1. The culprit was me. As lazy as I am, I have used f-strings all over the
place in calls to `logging.logger.debug()` and friends, evaluating all
arguments regardless of whether the logger was enabled or not. Replacing
these f-strings by regular printf-like format strings solved the issue.
Now the application bowls happily along, consistently below 0.02 seconds
per second application time.
2. Valgrind + callgrind is an awesome toolchain to spot performance issues,
even on VMs.


Am Di., 4. Okt. 2022 um 11:05 Uhr schrieb Andreas Ames <
andreas.0815.qwertz@gmail.com>:

> Hi all,
>
> I am wrapping an embedded application (, which does not use any dynamic
> memory management,) using Cython to call it from CPython. The wrapped
> application uses a cyclic executive, i.e. everything is done in the
> input-logic-output design, typical for some real-time related domains.

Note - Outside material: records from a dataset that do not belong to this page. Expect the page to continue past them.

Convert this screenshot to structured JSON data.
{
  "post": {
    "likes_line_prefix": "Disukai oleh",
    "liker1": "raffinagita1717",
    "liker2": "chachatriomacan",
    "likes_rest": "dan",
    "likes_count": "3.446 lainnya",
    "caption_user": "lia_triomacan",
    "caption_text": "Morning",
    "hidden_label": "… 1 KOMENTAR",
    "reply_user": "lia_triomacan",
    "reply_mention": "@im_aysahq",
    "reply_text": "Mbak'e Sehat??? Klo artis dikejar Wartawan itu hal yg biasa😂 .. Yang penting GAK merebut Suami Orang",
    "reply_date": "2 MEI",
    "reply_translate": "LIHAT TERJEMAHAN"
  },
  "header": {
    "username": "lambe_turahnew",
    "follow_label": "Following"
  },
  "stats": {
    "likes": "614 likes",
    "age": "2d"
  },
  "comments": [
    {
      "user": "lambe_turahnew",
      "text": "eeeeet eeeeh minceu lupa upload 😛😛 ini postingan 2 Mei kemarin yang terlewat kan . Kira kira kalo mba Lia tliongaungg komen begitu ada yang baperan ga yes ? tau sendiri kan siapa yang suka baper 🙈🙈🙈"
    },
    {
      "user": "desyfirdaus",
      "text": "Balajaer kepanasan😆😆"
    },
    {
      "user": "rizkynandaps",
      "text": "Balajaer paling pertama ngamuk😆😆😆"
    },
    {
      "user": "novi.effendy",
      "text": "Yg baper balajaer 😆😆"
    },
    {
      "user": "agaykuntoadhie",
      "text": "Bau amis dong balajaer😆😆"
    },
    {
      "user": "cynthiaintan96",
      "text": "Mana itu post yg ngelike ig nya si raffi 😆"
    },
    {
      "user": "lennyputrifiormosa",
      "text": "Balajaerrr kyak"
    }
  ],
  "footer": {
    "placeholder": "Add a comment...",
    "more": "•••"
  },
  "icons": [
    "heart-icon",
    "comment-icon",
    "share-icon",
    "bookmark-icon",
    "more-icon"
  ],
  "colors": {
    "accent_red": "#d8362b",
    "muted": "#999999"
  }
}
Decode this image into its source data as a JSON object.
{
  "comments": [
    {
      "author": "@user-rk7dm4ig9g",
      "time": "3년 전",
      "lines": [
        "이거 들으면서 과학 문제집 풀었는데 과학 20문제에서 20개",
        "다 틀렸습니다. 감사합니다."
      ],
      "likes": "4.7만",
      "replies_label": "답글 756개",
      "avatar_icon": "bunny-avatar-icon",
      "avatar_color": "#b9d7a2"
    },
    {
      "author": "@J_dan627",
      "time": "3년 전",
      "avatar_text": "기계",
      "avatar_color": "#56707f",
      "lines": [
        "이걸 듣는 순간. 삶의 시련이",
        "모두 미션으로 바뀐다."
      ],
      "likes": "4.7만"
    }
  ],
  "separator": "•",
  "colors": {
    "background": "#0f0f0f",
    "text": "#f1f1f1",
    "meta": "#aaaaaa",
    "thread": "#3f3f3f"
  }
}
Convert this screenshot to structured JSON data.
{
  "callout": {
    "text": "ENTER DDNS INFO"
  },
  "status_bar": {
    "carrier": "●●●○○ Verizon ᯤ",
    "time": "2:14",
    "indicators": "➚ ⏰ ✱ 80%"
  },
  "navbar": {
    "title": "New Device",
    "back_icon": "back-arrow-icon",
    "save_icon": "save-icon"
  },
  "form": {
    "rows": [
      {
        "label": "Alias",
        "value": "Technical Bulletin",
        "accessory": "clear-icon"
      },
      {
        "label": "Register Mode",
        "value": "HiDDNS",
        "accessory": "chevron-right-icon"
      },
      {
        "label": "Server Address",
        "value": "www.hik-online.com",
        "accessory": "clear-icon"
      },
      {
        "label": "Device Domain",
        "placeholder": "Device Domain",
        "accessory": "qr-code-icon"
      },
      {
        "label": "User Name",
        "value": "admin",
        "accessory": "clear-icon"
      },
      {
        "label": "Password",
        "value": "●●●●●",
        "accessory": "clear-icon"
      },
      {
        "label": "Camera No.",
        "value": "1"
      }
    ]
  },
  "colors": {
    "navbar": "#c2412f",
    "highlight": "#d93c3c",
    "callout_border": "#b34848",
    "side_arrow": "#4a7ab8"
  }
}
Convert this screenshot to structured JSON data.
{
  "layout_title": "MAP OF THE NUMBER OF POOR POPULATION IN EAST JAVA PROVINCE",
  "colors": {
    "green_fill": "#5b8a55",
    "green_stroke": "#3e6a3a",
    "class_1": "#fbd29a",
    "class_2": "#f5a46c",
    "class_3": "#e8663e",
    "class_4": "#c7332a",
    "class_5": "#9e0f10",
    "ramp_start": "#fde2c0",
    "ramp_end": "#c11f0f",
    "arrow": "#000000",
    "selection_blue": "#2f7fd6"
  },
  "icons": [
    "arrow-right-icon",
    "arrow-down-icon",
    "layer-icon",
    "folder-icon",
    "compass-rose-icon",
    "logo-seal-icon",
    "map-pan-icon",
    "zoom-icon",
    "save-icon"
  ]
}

> Consequentially, every application cycle executes more or less the very
> same code. As I am still in a prototyping stadium, the wrapped process is
> completely CPU-bound, i.e. except of some logging output there is no I/O
> whatsoever.
>
> During one second of "application time", I am doing exactly 120 calls into
> the application through three Cython-wrapped API functions. The
> application uses some platform-dependent APIs, which I have also wrapped
> with Cython, so that there are numerous callbacks into the Python realm per
> call into the application. What I am observing now, is that the performance
> per "application second" decreases (remember: executing code that does the
> same thing on every cycle) and extending the number of loop iterations does
> not seem to cause any bound to this decrease. In the log ouput below, you
> can see the GC counts, which look innocent to me. The "real time" is
> measured using "time.time()". The "top" utility does not suggest any memory
> leak either. I am developing on WSL2, but I have checked that this
> performance effect also happens on physical machines. Right now, I am
> staring at "kcachegrind", but I have no idea, how to determine time series
> for the performance of functions (I am not looking for those functions,
> which need the most time, but for those, which consume more and more
> execution time).
>
> One more thing to look for could be memory fragmentation, but before that
> I would like to ask the experts here for their ideas and experiences and/or
> for tools, which could help to find the culprit.
>
> 2022-10-04 10:40:50|INFO |__main__ |Execution loop 0 done. GC
>> counts = (381, 9, 3); 1 second of application time corresponds to
>> 0.06862711906433105 seconds real time.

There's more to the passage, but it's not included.